«Je souhaite que personne d’autre ne vive ce que mes enfants et moi avons vécu la semaine dernière. Nous avons subi l’attente, de jour et de nuit, en famille avec tous nos téléphones cellulaires. Nous sommes passés par toute la gamme des émotions. Nous avons tant espéré…», a exprimé Mme Paquet, lundi, au www.journalexpress.ca.
Au fil de l’attente, de ces heures à espérer, croire et rêver, des dizaines de personnes – parents et amis - ont joint la famille pour tenter d’en savoir plus, mais surtout pour transmettre des vœux d’espoir.

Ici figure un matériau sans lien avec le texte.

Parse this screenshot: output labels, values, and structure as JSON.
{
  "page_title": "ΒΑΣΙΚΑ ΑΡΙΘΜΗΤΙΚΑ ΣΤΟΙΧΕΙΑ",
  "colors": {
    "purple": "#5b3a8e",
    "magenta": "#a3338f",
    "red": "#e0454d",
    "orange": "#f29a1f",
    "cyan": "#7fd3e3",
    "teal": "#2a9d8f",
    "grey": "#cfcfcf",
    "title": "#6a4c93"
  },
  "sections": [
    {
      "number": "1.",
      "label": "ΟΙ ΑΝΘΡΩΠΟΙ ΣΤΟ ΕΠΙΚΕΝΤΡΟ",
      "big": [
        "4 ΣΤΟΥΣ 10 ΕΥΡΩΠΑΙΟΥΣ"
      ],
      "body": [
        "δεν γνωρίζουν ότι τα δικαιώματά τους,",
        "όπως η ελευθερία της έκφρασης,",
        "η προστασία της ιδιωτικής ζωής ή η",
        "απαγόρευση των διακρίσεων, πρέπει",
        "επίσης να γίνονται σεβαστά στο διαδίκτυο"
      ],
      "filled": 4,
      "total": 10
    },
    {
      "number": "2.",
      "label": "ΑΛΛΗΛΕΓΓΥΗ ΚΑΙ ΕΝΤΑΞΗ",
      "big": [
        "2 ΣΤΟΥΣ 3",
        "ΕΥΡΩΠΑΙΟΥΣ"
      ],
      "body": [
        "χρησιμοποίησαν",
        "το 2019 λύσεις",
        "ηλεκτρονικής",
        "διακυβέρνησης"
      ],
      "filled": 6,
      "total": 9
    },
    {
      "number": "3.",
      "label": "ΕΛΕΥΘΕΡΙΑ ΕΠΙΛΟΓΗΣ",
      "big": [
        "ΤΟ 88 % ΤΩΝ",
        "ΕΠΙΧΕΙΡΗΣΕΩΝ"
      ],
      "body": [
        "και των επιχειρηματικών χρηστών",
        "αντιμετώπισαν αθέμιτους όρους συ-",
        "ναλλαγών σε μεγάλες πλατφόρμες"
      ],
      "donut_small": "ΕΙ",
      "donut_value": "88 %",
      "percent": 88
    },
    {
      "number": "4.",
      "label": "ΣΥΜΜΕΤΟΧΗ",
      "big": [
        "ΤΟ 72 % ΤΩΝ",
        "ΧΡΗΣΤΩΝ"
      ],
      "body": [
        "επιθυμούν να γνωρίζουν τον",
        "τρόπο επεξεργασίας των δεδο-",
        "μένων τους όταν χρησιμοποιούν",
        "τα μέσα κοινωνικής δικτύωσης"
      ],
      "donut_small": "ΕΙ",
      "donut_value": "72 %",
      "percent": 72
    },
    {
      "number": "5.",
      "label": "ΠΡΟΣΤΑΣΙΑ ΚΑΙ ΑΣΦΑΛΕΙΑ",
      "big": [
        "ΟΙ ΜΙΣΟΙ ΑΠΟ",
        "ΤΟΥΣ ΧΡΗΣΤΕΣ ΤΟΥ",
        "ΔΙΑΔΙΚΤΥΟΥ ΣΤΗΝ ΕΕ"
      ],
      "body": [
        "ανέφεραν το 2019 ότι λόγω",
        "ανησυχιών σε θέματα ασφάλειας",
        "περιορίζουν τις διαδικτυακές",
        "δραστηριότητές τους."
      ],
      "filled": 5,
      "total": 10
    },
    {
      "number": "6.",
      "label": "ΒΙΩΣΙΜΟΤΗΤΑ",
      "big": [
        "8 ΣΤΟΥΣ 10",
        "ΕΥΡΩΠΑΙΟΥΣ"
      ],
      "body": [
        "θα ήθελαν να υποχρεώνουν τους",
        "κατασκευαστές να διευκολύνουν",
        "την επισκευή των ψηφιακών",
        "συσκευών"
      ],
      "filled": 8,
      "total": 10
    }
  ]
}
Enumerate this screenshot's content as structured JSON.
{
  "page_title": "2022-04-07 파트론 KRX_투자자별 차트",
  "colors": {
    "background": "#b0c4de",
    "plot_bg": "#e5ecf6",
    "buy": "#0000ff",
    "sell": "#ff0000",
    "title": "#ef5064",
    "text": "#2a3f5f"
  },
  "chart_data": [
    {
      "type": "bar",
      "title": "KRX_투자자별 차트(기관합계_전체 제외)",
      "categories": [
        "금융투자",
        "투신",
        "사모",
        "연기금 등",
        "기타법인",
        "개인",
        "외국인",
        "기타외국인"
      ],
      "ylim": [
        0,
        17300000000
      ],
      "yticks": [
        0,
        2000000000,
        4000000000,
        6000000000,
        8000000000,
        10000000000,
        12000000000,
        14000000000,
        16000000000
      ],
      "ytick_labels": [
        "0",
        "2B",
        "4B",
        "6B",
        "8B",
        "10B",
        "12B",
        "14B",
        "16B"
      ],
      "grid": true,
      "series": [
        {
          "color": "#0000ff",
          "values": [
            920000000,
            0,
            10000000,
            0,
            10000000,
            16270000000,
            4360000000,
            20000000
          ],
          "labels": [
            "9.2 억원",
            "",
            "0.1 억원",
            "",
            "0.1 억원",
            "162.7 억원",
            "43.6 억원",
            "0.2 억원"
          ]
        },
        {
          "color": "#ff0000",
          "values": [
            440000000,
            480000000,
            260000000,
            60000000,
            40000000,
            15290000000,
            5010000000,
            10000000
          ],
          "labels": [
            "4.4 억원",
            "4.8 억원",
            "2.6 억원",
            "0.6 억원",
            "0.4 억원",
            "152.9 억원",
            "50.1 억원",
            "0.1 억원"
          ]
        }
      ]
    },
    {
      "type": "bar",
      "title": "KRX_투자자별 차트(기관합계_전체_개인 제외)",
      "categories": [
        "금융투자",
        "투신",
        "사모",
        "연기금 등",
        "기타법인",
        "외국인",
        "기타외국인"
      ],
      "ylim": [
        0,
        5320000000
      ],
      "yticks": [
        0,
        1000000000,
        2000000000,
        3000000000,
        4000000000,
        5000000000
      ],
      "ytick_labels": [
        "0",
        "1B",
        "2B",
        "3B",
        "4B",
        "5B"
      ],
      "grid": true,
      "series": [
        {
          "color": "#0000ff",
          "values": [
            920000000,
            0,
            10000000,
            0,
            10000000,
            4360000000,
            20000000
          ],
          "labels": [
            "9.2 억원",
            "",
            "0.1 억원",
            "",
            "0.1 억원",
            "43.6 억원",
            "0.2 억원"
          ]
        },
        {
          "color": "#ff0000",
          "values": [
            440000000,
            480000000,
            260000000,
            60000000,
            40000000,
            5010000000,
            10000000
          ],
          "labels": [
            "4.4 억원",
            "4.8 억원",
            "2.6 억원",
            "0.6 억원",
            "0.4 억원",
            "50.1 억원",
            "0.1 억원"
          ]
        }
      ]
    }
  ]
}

«Nous avons tellement eu de messages, de lettres et de témoignages, c’est incroyable et beau en même temps. Il y a même des gens qui ont laissé des lettres devant ma maison. Ça nous touche», a-t-elle communiqué, la voix fragile.
Cet après-midi (lundi), l’épouse attristée se rendra au salon funéraire en compagnie de ses enfants pour la suite des choses.
«J’appréhende ce moment. Une chance que je suis bien entourée. Il y a tellement d’amour entre nous. Nous attendons toujours de voir quand le corps de mon mari sera rapatrié au Québec. Encore ce matin, nous n’avons pas pu être informés. Au bureau de l’ambassade et au ministère des Affaires étrangères, on nous dit que ça dépend de la disponibilité des avions-cargos. On nous dit aussi qu’ils privilégient le rapatriement des vivants, ce qui est tout à fait normal», a informé Lorraine Paquet.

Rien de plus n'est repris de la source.